Hence, for constructive interference,
$$2t=m\dfrac{\lambda}{n_{film}}\tag 1$$
where $t$ is the thickness of the film.
And for destructive interference,
$$2t=\left(m+\frac{1}{2}\right)\dfrac{\lambda}{n_{film}}\tag 2$$
$$\color{blue}{\bf a)}$$
Solving (1) for $\lambda$, to find the visible wavelengths of light that reflected and interfere constructively.
$$\lambda=\dfrac{2tn_{film}}{m}$$
Plugging the known, and recalling that the range of the visible light is from 380 nm to 700 nm.

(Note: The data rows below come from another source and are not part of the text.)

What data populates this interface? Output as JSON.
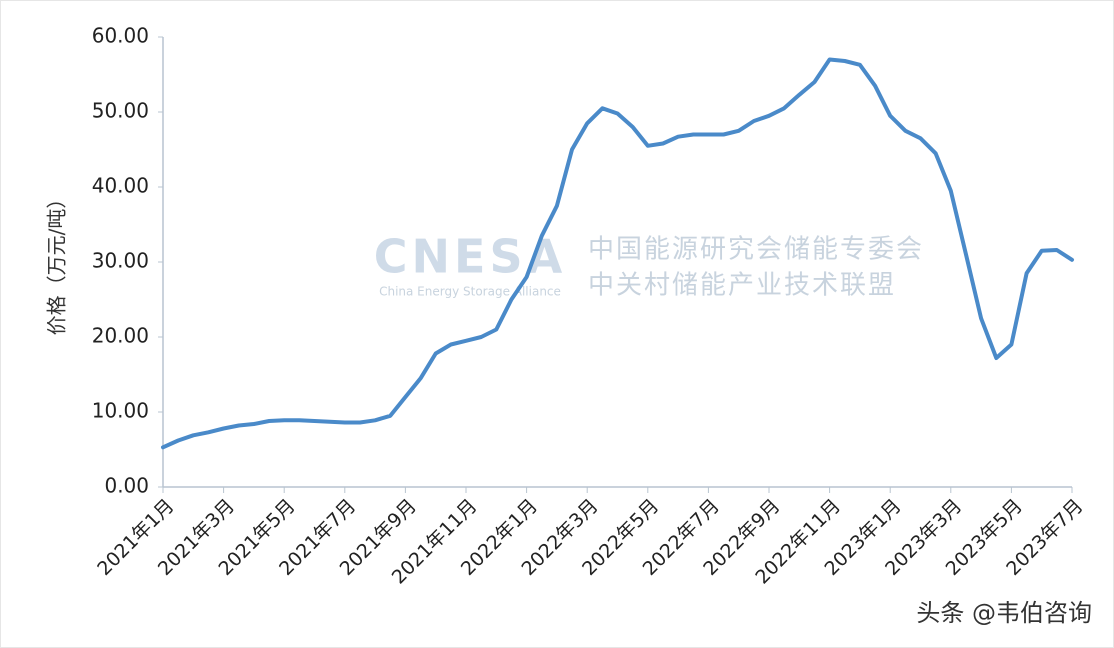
{
  "chart_data": {
    "type": "line",
    "y_label": "价格（万元/吨）",
    "annotations": [
      "CNESA",
      "China Energy Storage Alliance",
      "中国能源研究会储能专委会",
      "中关村储能产业技术联盟",
      "头条 @韦伯咨询"
    ],
    "categories": [
      "2021年1月",
      null,
      null,
      null,
      "2021年3月",
      null,
      null,
      null,
      "2021年5月",
      null,
      null,
      null,
      "2021年7月",
      null,
      null,
      null,
      "2021年9月",
      null,
      null,
      null,
      "2021年11月",
      null,
      null,
      null,
      "2022年1月",
      null,
      null,
      null,
      "2022年3月",
      null,
      null,
      null,
      "2022年5月",
      null,
      null,
      null,
      "2022年7月",
      null,
      null,
      null,
      "2022年9月",
      null,
      null,
      null,
      "2022年11月",
      null,
      null,
      null,
      "2023年1月",
      null,
      null,
      null,
      "2023年3月",
      null,
      null,
      null,
      "2023年5月",
      null,
      null,
      null,
      "2023年7月"
    ],
    "series": [
      {
        "name": "价格",
        "color": "#4a8ac9",
        "values": [
          5.3,
          6.2,
          6.9,
          7.3,
          7.8,
          8.2,
          8.4,
          8.8,
          8.9,
          8.9,
          8.8,
          8.7,
          8.6,
          8.6,
          8.9,
          9.5,
          12.0,
          14.5,
          17.8,
          19.0,
          19.5,
          20.0,
          21.0,
          25.0,
          28.0,
          33.5,
          37.5,
          45.0,
          48.5,
          50.5,
          49.8,
          48.0,
          45.5,
          45.8,
          46.7,
          47.0,
          47.0,
          47.0,
          47.5,
          48.8,
          49.5,
          50.5,
          52.3,
          54.0,
          57.0,
          56.8,
          56.3,
          53.5,
          49.5,
          47.5,
          46.5,
          44.5,
          39.5,
          31.0,
          22.5,
          17.2,
          19.0,
          28.5,
          31.5,
          31.6,
          30.3
        ]
      }
    ],
    "ylim": [
      0,
      60
    ],
    "yticks": [
      {
        "value": 0,
        "label": "0.00"
      },
      {
        "value": 10,
        "label": "10.00"
      },
      {
        "value": 20,
        "label": "20.00"
      },
      {
        "value": 30,
        "label": "30.00"
      },
      {
        "value": 40,
        "label": "40.00"
      },
      {
        "value": 50,
        "label": "50.00"
      },
      {
        "value": 60,
        "label": "60.00"
      }
    ],
    "grid": false
  }
}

$$\lambda=\dfrac{2(500)(1.42)}{m}=\dfrac{1420}{m}$$
At $m=1$,
$$\lambda=\bf 1420\;\rm nm$$
which is not visible light.
At $m=2$,
$$\lambda=\bf 710\;\rm nm$$
which is not visible light.
At $m=3$,
$$\lambda=\color{red}{\bf 473}\;\rm nm$$
which is visible light.
At $m=4$,
$$\lambda=\bf 355\;\rm nm$$
which is not visible light.
So, it is obvious that the only visible light reflected constructively is 473 nm.
$$\color{blue}{\bf b)}$$
Solving (2) for $\lambda$, to find the visible wavelengths of light that reflected and interfere destructively.
$$\lambda=\dfrac{2tn_{film}}{m+\frac{1}{2}} $$
Plugging the known,
$$\lambda=\dfrac{1420}{m+\frac{1}{2}} $$
At $m=1$,
$$\lambda=\bf 947\;\rm nm$$
which is not visible light.
At $m=2$,
$$\lambda=\color{red}{\bf 568}\;\rm nm$$
which is visible light.
At $m=3$,
$$\lambda=\color{red}{\bf 406}\;\rm nm$$
which is visible light.
At $m=4$,
$$\lambda=\bf 316\;\rm nm$$
which is not visible light.
So, it is obvious that the only visible light reflected destructively is $568$ nm, $406$ nm.
$$\color{blue}{\bf c)}$$
The color of the reflected light is 473 nm light which is blue.
And the transmitted lights are 406 nm which is violet and 568 nm which is yellow-green light.